Blogs > Liberty and Power > WAS ADAM SMITH TOO OPTIMISTIC?

Jan 5, 2004

WAS ADAM SMITH TOO OPTIMISTIC?




[cross-posted at In a Blog's Stead]

Robert Theron Brockman II thinks the passage I quoted from Adam Smith earlier this week (see here and here) is"overly optimistic." Pointing to Smith’s line"All men, even the most stupid and unthinking, abhor fraud, perfidy, and injustice, and delight to see them punished," Brockman writes:

This is demonstrably untrue. If said fraud, perfidy, or injustice is perpetrated by themselves, their clan, their tribe, their race, or their nation, men’s tolerance (and often enthusiasm) for such things is greatly increased. This is most easily observed at the national level. Most people (including and especially Americans) consider the people of other nations largely expendable, and are willing to justify exceptional amounts of betrayal and" collateral damage" to the extent it furthers"national greatness." Any loss of life on one's"own soil" (hundreds of miles away owned by strangers), justifies massive (poorly targeted) retaliation and collective punishment.

The values of Secular Humanism (or even Christianity) are very, very rare. Most of the planet operates under either tribalism or that scaled-up form of tribalism we call nationalism. I think it's despicable but there you are.
I agree with everything that Brockman says here (see, e.g., my article Thinking Our Anger) – except his evaluation of Smith.

Smith was by no means unaware of the fact that when"said fraud, perfidy, or injustice is perpetrated by themselves, their clan, their tribe, their race, or their nation, men's tolerance (and often enthusiasm) for such things is greatly increased." On the contrary, this is one of the central themes of his Theory of Moral Sentiments. As Smith writes at III. i. 4. 91-93:

It is so disagreeable to think ill of ourselves, that we often purposely turn away our view from those circumstances which might render that judgment unfavourable. He is a bold surgeon, they say, whose hand does not tremble when he performs an operation upon his own person; and he is often equally bold who does not hesitate to pull off the mysterious veil of self-delusion, which covers from his view the deformities of his own conduct. ... So partial are the views of mankind with regard to the propriety of their own conduct, both at the time of action and after it; and so difficult is it for them to view it in the light in which any indifferent spectator would consider it. ... This self-deceit, this fatal weakness of mankind, is the source of half the disorders of human life. If we saw ourselves in the light in which others see us, or in which they would see us if they knew all, a reformation would generally be unavoidable. We could not otherwise endure the sight.
Smith – along with his contemporary David Hume – consciously modeled his account of moral and aesthetic properties on the dispositionalist account of colour that had been popularised by John Locke and others. According to colour-dispositionalism, to say that a fire engine is red is to say that it has a tendency to look red to – i.e., to cause sensations of redness in – physiologically normal humans in standard lighting conditions. The fact that the fire engine doesn’t look red under weird lighting conditions, or in the dark, or to a person who is colour-blind or just plain blind, is thus no objection to calling it red. Analogously, according to Smith and Hume, to call an action or character trait morally good is to say that it has a tendency to cause a feeling of moral approval in psychologically normal humans under conditions of impartiality (i.e., when they are evaluating conduct with which they have no personal connection). Bias is thus seen as a factor that distorts moral perception in the same way that nonstandard lighting distorts colour perception. (There are various differences between Smith's and Hume's accounts but they need not concern us here.)

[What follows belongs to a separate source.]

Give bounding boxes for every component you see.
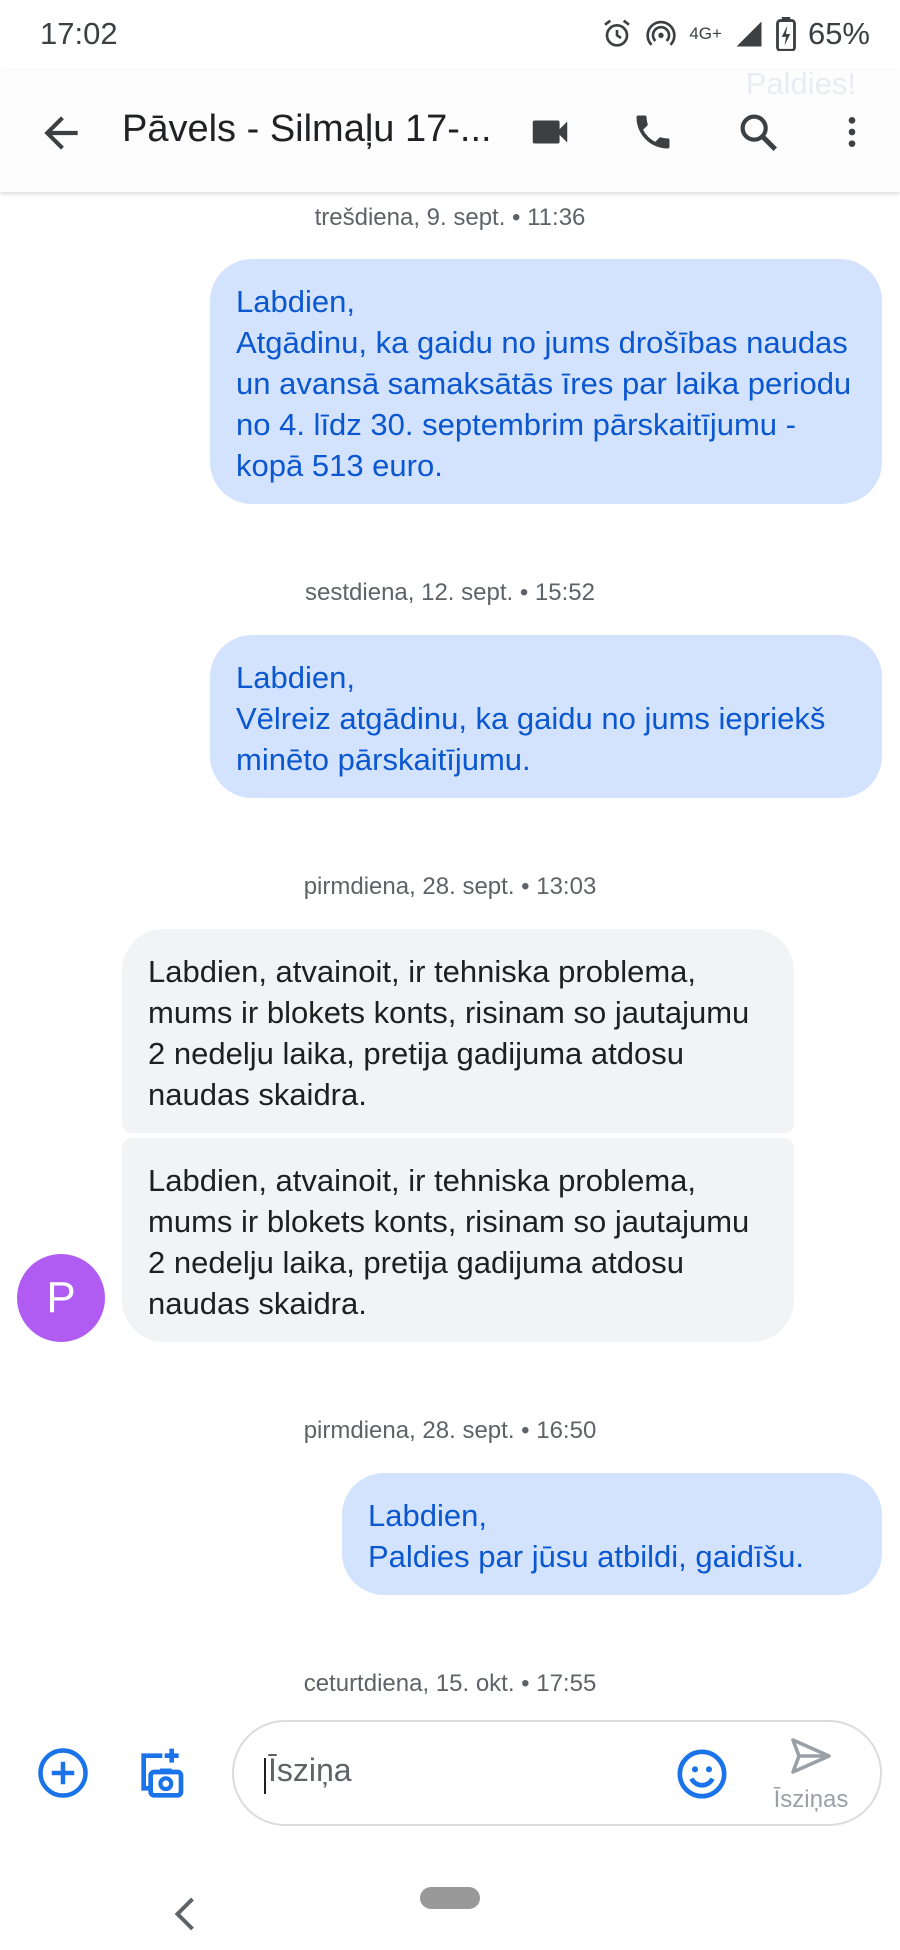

So when Smith says that all human beings"abhor fraud, perfidy, and injustice, and delight to see them punished," he means this in the same sense as the claim that all human beings perceive fire engines as red. All human beings do perceive fire engines as red – when they are able to get a proper look at them. Whenever a red object fails to look red, it is because some obstacle – either constitutional (e.g., visual impairment) or circumstantial (e.g., nonstandard lighting) – interferes with the perceiver's getting a proper look. Likewise, all human beings perceive"fraud, perfidy, and injustice" as abhorrent when they are able to get a proper look at them. Whenever these fail to appear abhorrent, there is either a constitutional obstacle (e.g., psychopathy) to proper perception or a circumstantial one (e.g., bias). (Moral vice, to which there is no precise analogue in the colour case, stands somewhere between these alternatives; it is like a habit of refusing to look at fire engines except in bad lighting.)

There are difficulties, to be sure, with Smith’s theory – particularly as regards Smith's vacillation as to whether our emotional dispositions make things moral or are responses to independent moral facts. (Hume certainly leans toward the former, more subjectivist reading, but Smith is less resolute on that point.) But I don't think he’s guilty of a misreading of human nature.